Community Indicators for Your Community

Real, lasting community change is built around knowing where you are, where you want to be, and whether your efforts are making a difference. Indicators are a necessary ingredient for sustainable change. And the process of selecting community indicators -- who chooses, how they choose, what they choose -- is as important as the data you select.

This is an archive of thoughts I had about indicators and the community indicators movement. Some of the thinking is outdated, and many of the links may have broken over time.

Friday, August 22, 2008

Historical Data As Predictor


Good morning! The worst of Fay appears to be past us, and once again external circumstances compelled me to think about ... community indicators.
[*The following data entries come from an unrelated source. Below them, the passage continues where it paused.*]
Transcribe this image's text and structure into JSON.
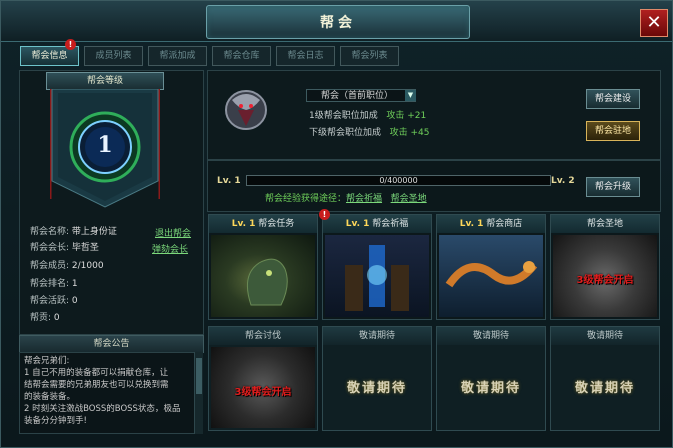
{
  "window": {
    "title": "帮会",
    "close_label": "✕"
  },
  "tabs": [
    {
      "label": "帮会信息",
      "active": true
    },
    {
      "label": "成员列表",
      "active": false
    },
    {
      "label": "帮派加成",
      "active": false
    },
    {
      "label": "帮会仓库",
      "active": false
    },
    {
      "label": "帮会日志",
      "active": false
    },
    {
      "label": "帮会列表",
      "active": false
    }
  ],
  "tab_badge": "!",
  "left": {
    "banner_title": "帮会等级",
    "level_number": "1",
    "info": [
      {
        "key": "帮会名称:",
        "value": "带上身份证"
      },
      {
        "key": "帮会会长:",
        "value": "毕哲圣"
      },
      {
        "key": "帮会成员:",
        "value": "2/1000"
      },
      {
        "key": "帮会排名:",
        "value": "1"
      },
      {
        "key": "帮会活跃:",
        "value": "0"
      },
      {
        "key": "帮贡:",
        "value": "0"
      }
    ],
    "quit_link": "退出帮会",
    "impeach_link": "弹劾会长",
    "notice_title": "帮会公告",
    "notice_lines": [
      "帮会兄弟们:",
      "1 自己不用的装备都可以捐献仓库，让",
      "结帮会需要的兄弟朋友也可以兑换到需",
      "的装备装备。",
      "2 时刻关注激战BOSS的BOSS状态，极品",
      "装备分分钟到手!"
    ]
  },
  "position": {
    "dropdown_value": "帮会（首前职位）",
    "bonus": [
      {
        "label": "1级帮会职位加成",
        "value": "攻击 +21"
      },
      {
        "label": "下级帮会职位加成",
        "value": "攻击 +45"
      }
    ],
    "build_button": "帮会建设",
    "home_button": "帮会驻地"
  },
  "level": {
    "current_label": "Lv. 1",
    "next_label": "Lv. 2",
    "progress_text": "0/400000",
    "progress_fraction": 0,
    "routes_prefix": "帮会经验获得途径：",
    "route_links": [
      "帮会祈福",
      "帮会圣地"
    ],
    "upgrade_button": "帮会升级"
  },
  "cards_row1": [
    {
      "lv": "Lv. 1",
      "title": "帮会任务",
      "badge": "",
      "overlay": ""
    },
    {
      "lv": "Lv. 1",
      "title": "帮会祈福",
      "badge": "!",
      "overlay": ""
    },
    {
      "lv": "Lv. 1",
      "title": "帮会商店",
      "badge": "",
      "overlay": ""
    },
    {
      "lv": "",
      "title": "帮会圣地",
      "badge": "",
      "overlay": "3级帮会开启"
    }
  ],
  "cards_row2": [
    {
      "title": "帮会讨伐",
      "overlay": "3级帮会开启",
      "placeholder": ""
    },
    {
      "title": "敬请期待",
      "overlay": "",
      "placeholder": "敬请期待"
    },
    {
      "title": "敬请期待",
      "overlay": "",
      "placeholder": "敬请期待"
    },
    {
      "title": "敬请期待",
      "overlay": "",
      "placeholder": "敬请期待"
    }
  ],
  "colors": {
    "accent": "#6ec3ca",
    "link": "#7bd87b",
    "level_gold": "#ffd85a",
    "alert": "#e21d1d"
  }
}
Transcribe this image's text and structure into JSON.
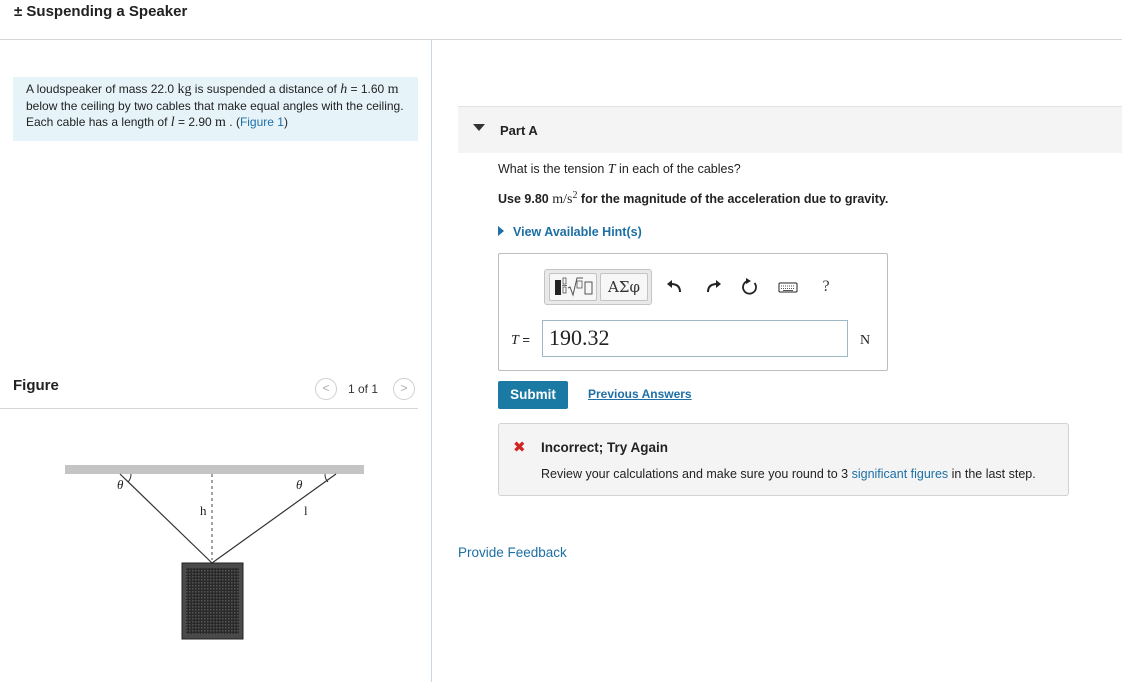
{
  "header": {
    "title": "± Suspending a Speaker"
  },
  "problem": {
    "t1": "A loudspeaker of mass 22.0 ",
    "u1": "kg",
    "t2": " is suspended a distance of ",
    "var_h": "h",
    "t3": " = 1.60 ",
    "u2": "m",
    "t4": " below the ceiling by two cables that make equal angles with the ceiling. Each cable has a length of ",
    "var_l": "l",
    "t5": " = 2.90 ",
    "u3": "m",
    "t6": " . (",
    "figure_link": "Figure 1",
    "t7": ")"
  },
  "figure": {
    "label": "Figure",
    "prev": "<",
    "count": "1 of 1",
    "next": ">",
    "theta_left": "θ",
    "theta_right": "θ",
    "h_label": "h",
    "l_label": "l"
  },
  "part": {
    "title": "Part A",
    "q1": "What is the tension ",
    "q_var": "T",
    "q2": " in each of the cables?",
    "g1": "Use 9.80 ",
    "g_unit": "m/s",
    "g_exp": "2",
    "g2": " for the magnitude of the acceleration due to gravity.",
    "hints": "View Available Hint(s)"
  },
  "toolbar": {
    "greek": "ΑΣφ",
    "help": "?",
    "icons": [
      "templates-icon",
      "greek-symbols-icon",
      "undo-icon",
      "redo-icon",
      "reset-icon",
      "keyboard-icon",
      "help-icon"
    ]
  },
  "answer": {
    "var": "T",
    "eq": " = ",
    "value": "190.32",
    "unit": "N"
  },
  "actions": {
    "submit": "Submit",
    "previous": "Previous Answers"
  },
  "feedback": {
    "icon": "✖",
    "title": "Incorrect; Try Again",
    "m1": "Review your calculations and make sure you round to 3 ",
    "link": "significant figures",
    "m2": " in the last step."
  },
  "provide_feedback": "Provide Feedback",
  "colors": {
    "accent": "#1a7aa4",
    "link": "#1d6fa5",
    "error": "#d22323",
    "problem_bg": "#e6f4fa"
  }
}
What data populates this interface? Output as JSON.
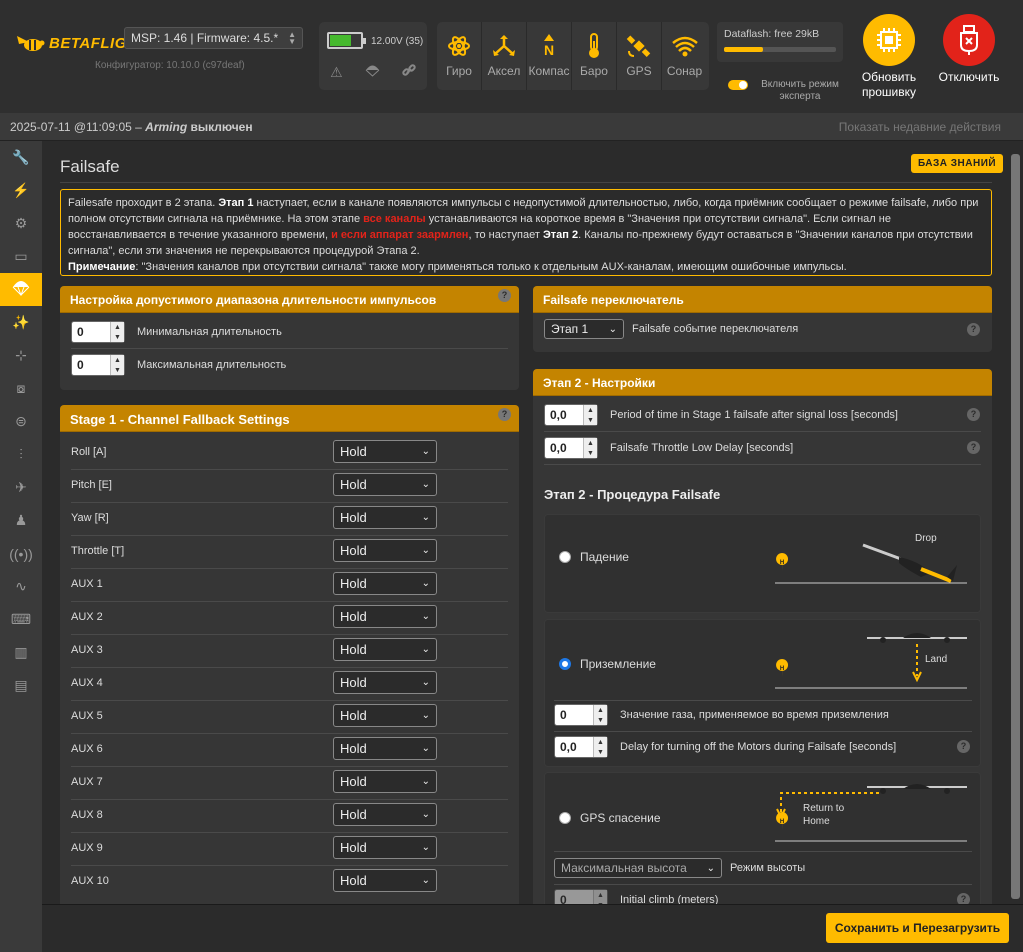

Jacksonville, Florida (where I live) hasn't been hit directly by a hurricane since 1964. The Chamber of Commerce has a series of nifty powerpoint slides showing the landfalls of every hurricane since 1965 along the Eastern seaboard, and they go everywhere -- except Jacksonville. (I'm sure my friends at the Chamber breathed a sigh of relief that Fay never intensified to hurricane status as it sat off of St. Augustine for quite some time.)

So what does this have to do with community indicators?

As I prepared water, candles, flashlights, and other emergency supplies in preparation for landfall, it occurred to me that none of the charts and trend graphs supplied by the Chamber really mattered at this moment. There was going to be a storm, or there wasn't; power was going to go out (and it did), or it wouldn't; the neighbor's tree was going to fall on my house, or it would stay standing. (As of this moment, it's still up; last windstorm a branch knocked a hole in my shed, so the worry went somewhere beyond academic.)

Trend lines and historical data gave me little comfort in my preparations. Trend lines in my community indicators report say very little about the individual circumstances of someone facing unemployment, getting mugged, a teen girl having a baby. They may tell me something about how to plan for the aggregate, but very little about the personal. (Much in the way life insurance actuaries can't tell me when I'm going to die, just the age at which people-like-me tend to shuffle off this mortal coil.)

I suspect it's this disconnect between community trends and personal impact that makes it difficult to get people excited about indicators projects. (OK, let's be honest -- it's probably just one of the things that keeps Hollywood from making movies about my life and work.) The challenge we have, as community indicators practioners, is to figure out how to bridge that gap to make the information we share both compelling and personally meaningful. Any ideas on how to do that?